The official museum stresses that the priest and uprising leader Antanas Mackevičius was probably imprisoned and sentenced in the cellars. The cellars are therefore not merely an architectural addition: they help read the building as a place where Kaunas city history, imperial coercion, and Lithuanian resistance met.

Maironis moved here in 1909

The poet and priest Jonas Mačiulis-Maironis bought the palace in 1909 after returning to Kaunas from fifteen years of work at the St Petersburg Theological Academy. The official memorial-apartment description states that in autumn he settled on the second floor, in eight rooms.

The apartment was not a random place to live but Maironis' space of work, receptions, and everyday life. Here he wrote early in the morning while looking onto Town Hall Square, lived with his sister Marcelė Mačiulytė, and balanced family concerns with cultural ties.

What Maironis created in these rooms

Memorial-apartment sources state that in his Kaunas home Maironis wrote poems, ballads, historical dramas, and literary and historical works. Works mentioned in connection with the house include the ballads Čičinskas and Jūratė ir Kastytis, and the historical dramas Kęstučio mirtis, Vytautas pas kryžiuočius, and Didysis Vytautas - karalius.

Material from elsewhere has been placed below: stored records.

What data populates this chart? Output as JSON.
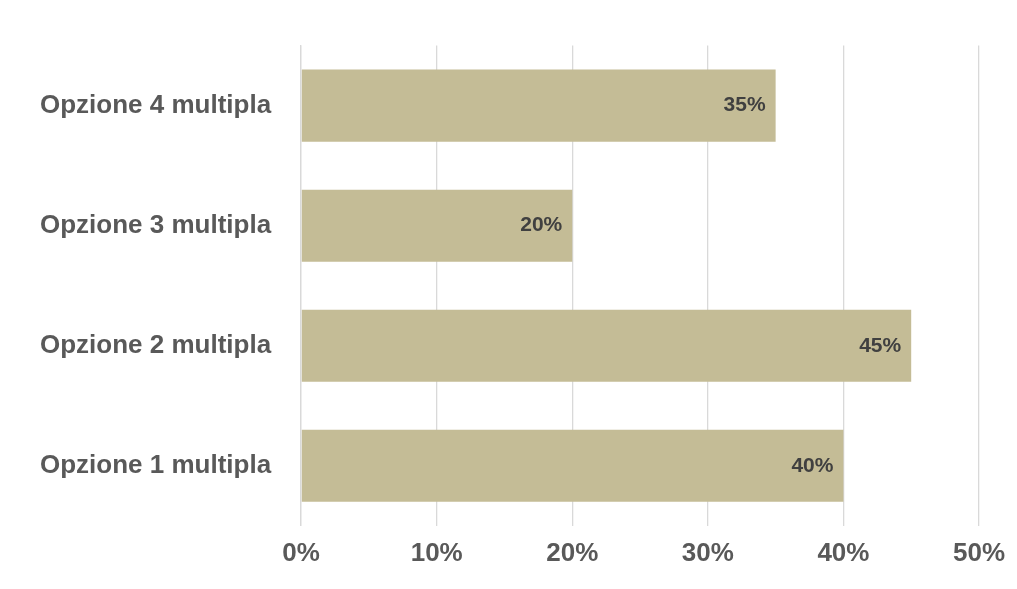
{
  "chart_data": {
    "type": "bar",
    "orientation": "horizontal",
    "categories": [
      "Opzione 4 multipla",
      "Opzione 3 multipla",
      "Opzione 2 multipla",
      "Opzione 1 multipla"
    ],
    "values": [
      35,
      20,
      45,
      40
    ],
    "color": "#c4bc96",
    "value_labels": [
      "35%",
      "20%",
      "45%",
      "40%"
    ],
    "xlim": [
      0,
      50
    ],
    "xticks": [
      {
        "value": 0,
        "label": "0%"
      },
      {
        "value": 10,
        "label": "10%"
      },
      {
        "value": 20,
        "label": "20%"
      },
      {
        "value": 30,
        "label": "30%"
      },
      {
        "value": 40,
        "label": "40%"
      },
      {
        "value": 50,
        "label": "50%"
      }
    ],
    "grid": "x",
    "legend": false
  }
}
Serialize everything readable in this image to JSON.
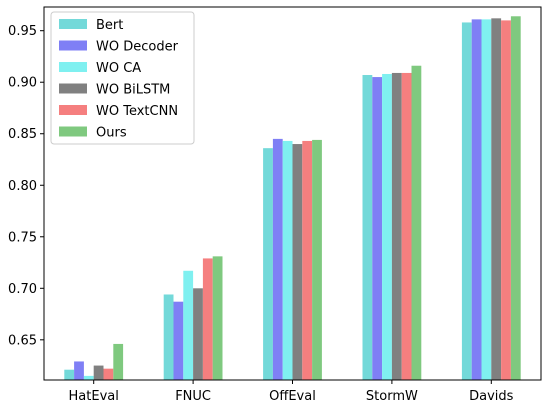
{
  "chart_data": {
    "type": "bar",
    "title": "",
    "xlabel": "",
    "ylabel": "",
    "categories": [
      "HatEval",
      "FNUC",
      "OffEval",
      "StormW",
      "Davids"
    ],
    "ylim": [
      0.611,
      0.973
    ],
    "yticks": [
      0.65,
      0.7,
      0.75,
      0.8,
      0.85,
      0.9,
      0.95
    ],
    "ytick_labels": [
      "0.65",
      "0.70",
      "0.75",
      "0.80",
      "0.85",
      "0.90",
      "0.95"
    ],
    "grid": false,
    "legend_position": "top-left",
    "series": [
      {
        "name": "Bert",
        "color": "#73d9d9",
        "values": [
          0.621,
          0.694,
          0.836,
          0.907,
          0.958
        ]
      },
      {
        "name": "WO Decoder",
        "color": "#7f7ff5",
        "values": [
          0.629,
          0.687,
          0.845,
          0.905,
          0.961
        ]
      },
      {
        "name": "WO CA",
        "color": "#7ff0f0",
        "values": [
          0.615,
          0.717,
          0.843,
          0.908,
          0.961
        ]
      },
      {
        "name": "WO BiLSTM",
        "color": "#808080",
        "values": [
          0.625,
          0.7,
          0.84,
          0.909,
          0.962
        ]
      },
      {
        "name": "WO TextCNN",
        "color": "#f57f7f",
        "values": [
          0.622,
          0.729,
          0.843,
          0.909,
          0.96
        ]
      },
      {
        "name": "Ours",
        "color": "#7fc97f",
        "values": [
          0.646,
          0.731,
          0.844,
          0.916,
          0.964
        ]
      }
    ]
  }
}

This detail changes the visit from merely biographical to literary. Rooms, furniture, writing desk, artworks, and the view of Town Hall Square allow visitors to imagine not an abstract national-revival poet, but a specific person working at home and receiving Lithuania's cultural figures.

From three rooms to a literature museum

The museum was founded in 1936, four years after Maironis' death, when three memorial rooms were opened to visitors. VLE gives June 28, 1936 as the date of the museum's establishment.

Bernardas Brazdžionis, who headed the museum in 1940-1944, began collecting archival material from other writers as well. In this way Maironis' house gradually became not only a memorial to one poet but a broader museum of Lithuanian literature. On March 1, 1989 the then LSSR Literature Museum was renamed the Maironis Lithuanian Literature Museum.

Tadas Daugirdas' decor and apartment restoration

The interiors of Maironis' apartment are especially important because of the decor created by artist Tadas Daugirdas. The official museum states that the full apartment was arranged in 1992, and that the authentic wall decor was first restored in 1998.

After later restoration, rooms reopened in 2016 with restored ornaments of the Great Drawing Room, Art Deco drawings in the study, and early Rococo decor in the Red Drawing Room. It is worth looking not only at exhibits here, but also at the walls, colours, ornaments, and movement logic of the rooms themselves.

What to see today

Today the main highlights are Maironis' memorial apartment, literature-history exhibitions, temporary exhibitions, the museum garden, and the old cellars. VLE states that the museum preserves more than 280,000 exhibits: manuscripts, photographs, letters, documents, books, periodicals, personal libraries, and writers' belongings.

The official prices page shows that visitors can choose different formats: all exhibitions, only Maironis' memorial apartment, the literature exhibition, temporary exhibitions, or the cellars and garden. That means the museum can be visited briefly, but it is best to allow at least a couple of hours.

Practical visiting

At the time of preparation, the official website listed opening hours for the main museum as Tuesday, Wednesday, and Friday 9:00-17:00; Thursday 9:00-19:00; and Saturday-Sunday 10:00-17:00. Last visitors are admitted 30 minutes before closing, but check current opening hours and ticket information on the museum page before going.

The location is very convenient on foot: from Town Hall Square you can connect Kaunas Castle, Santaka Park, Vilnius Street, and other Old Town sites. If architecture interests you as much as the exhibitions, step back into the square before entering and read the whole facade rhythm with its central balcony.